My premise is that this is a rather obvious bottleneck and it applies
to new APIs with no for-loop equivalent. As far as I know, I cannot
use a for-loop to iterate over a Map or Set. So if I want to iterate
over Map or Set, I'm eating the cost of the current iterator API as
specified. The alternative is to use a custom implementation of those
containers (that is what I do right now, and will continue to do.)
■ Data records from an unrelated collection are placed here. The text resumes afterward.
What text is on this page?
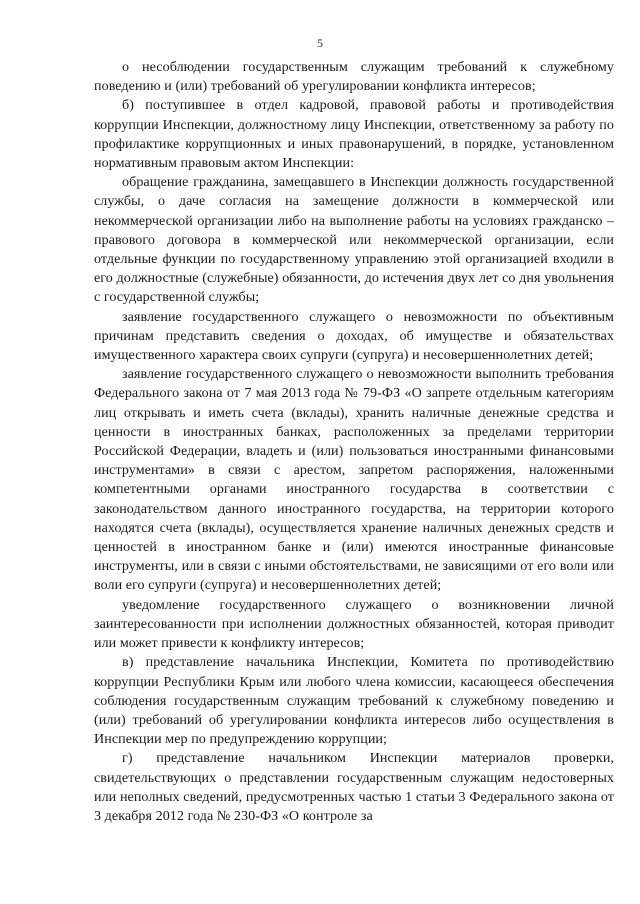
5

о несоблюдении государственным служащим требований к служебному поведению и (или) требований об урегулировании конфликта интересов;

б) поступившее в отдел кадровой, правовой работы и противодействия коррупции Инспекции, должностному лицу Инспекции, ответственному за работу по профилактике коррупционных и иных правонарушений, в порядке, установленном нормативным правовым актом Инспекции:

обращение гражданина, замещавшего в Инспекции должность государственной службы, о даче согласия на замещение должности в коммерческой или некоммерческой организации либо на выполнение работы на условиях гражданско – правового договора в коммерческой или некоммерческой организации, если отдельные функции по государственному управлению этой организацией входили в его должностные (служебные) обязанности, до истечения двух лет со дня увольнения с государственной службы;

заявление государственного служащего о невозможности по объективным причинам представить сведения о доходах, об имуществе и обязательствах имущественного характера своих супруги (супруга) и несовершеннолетних детей;

заявление государственного служащего о невозможности выполнить требования Федерального закона от 7 мая 2013 года № 79-ФЗ «О запрете отдельным категориям лиц открывать и иметь счета (вклады), хранить наличные денежные средства и ценности в иностранных банках, расположенных за пределами территории Российской Федерации, владеть и (или) пользоваться иностранными финансовыми инструментами» в связи с арестом, запретом распоряжения, наложенными компетентными органами иностранного государства в соответствии с законодательством данного иностранного государства, на территории которого находятся счета (вклады), осуществляется хранение наличных денежных средств и ценностей в иностранном банке и (или) имеются иностранные финансовые инструменты, или в связи с иными обстоятельствами, не зависящими от его воли или воли его супруги (супруга) и несовершеннолетних детей;

уведомление государственного служащего о возникновении личной заинтересованности при исполнении должностных обязанностей, которая приводит или может привести к конфликту интересов;

в) представление начальника Инспекции, Комитета по противодействию коррупции Республики Крым или любого члена комиссии, касающееся обеспечения соблюдения государственным служащим требований к служебному поведению и (или) требований об урегулировании конфликта интересов либо осуществления в Инспекции мер по предупреждению коррупции;

г) представление начальником Инспекции материалов проверки, свидетельствующих о представлении государственным служащим недостоверных или неполных сведений, предусмотренных частью 1 статьи 3 Федерального закона от 3 декабря 2012 года № 230-ФЗ «О контроле за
Given the constraint that the .next() method is self-hosted in JS, my
proposal is trivial to implement. I think this is a reasonable
constraint, even though at present the API does not appear to be
self-hosted in SpiderMonkey. Many builtins are self-hosted in both
runtimes at present and more become self-hosted on a regular basis.
The current self-hosted JS would look like this:

```js
function Iterator () {
  // ...
}

function next () {
  // ...
  return {
    done: isDone,
    value: value
  };
}
```

The proposal would change the self-hosted JS to:

```js
function Iterator () {
  // ...
  this.$cachedResultObject = { done: false, value: null };
}

function next () {
  // ...
  this.$cachedResultObject.done = isDone;
  this.$cachedResultObject.value = value;
  return this.$cachedResultObject;
}
```

As long as the spec allows this behavior change (it's certainly
observable), that's all you really have to do at a basic level to make
this work. I hope it is obvious that a C++ engine-level implementation
of this optimization is not *significantly* more complex, though I
will not say it is 'easy'.

It is certainly, absolutely, I-will-bet-you-real-money simpler to do
this than to implement sufficiently smart escape analysis to be able
to optimize out the new object. I think if the next() method were
self-hosted and fully inlined into the caller, at that point it would
be possible for the .done and .value sets to be store-to-load
forwarded and the new object optimized out. That's the most realistic
case I can think of; I have yet to see a VM do that but I can imagine
it happening sometime soon, given that LuaJIT does it.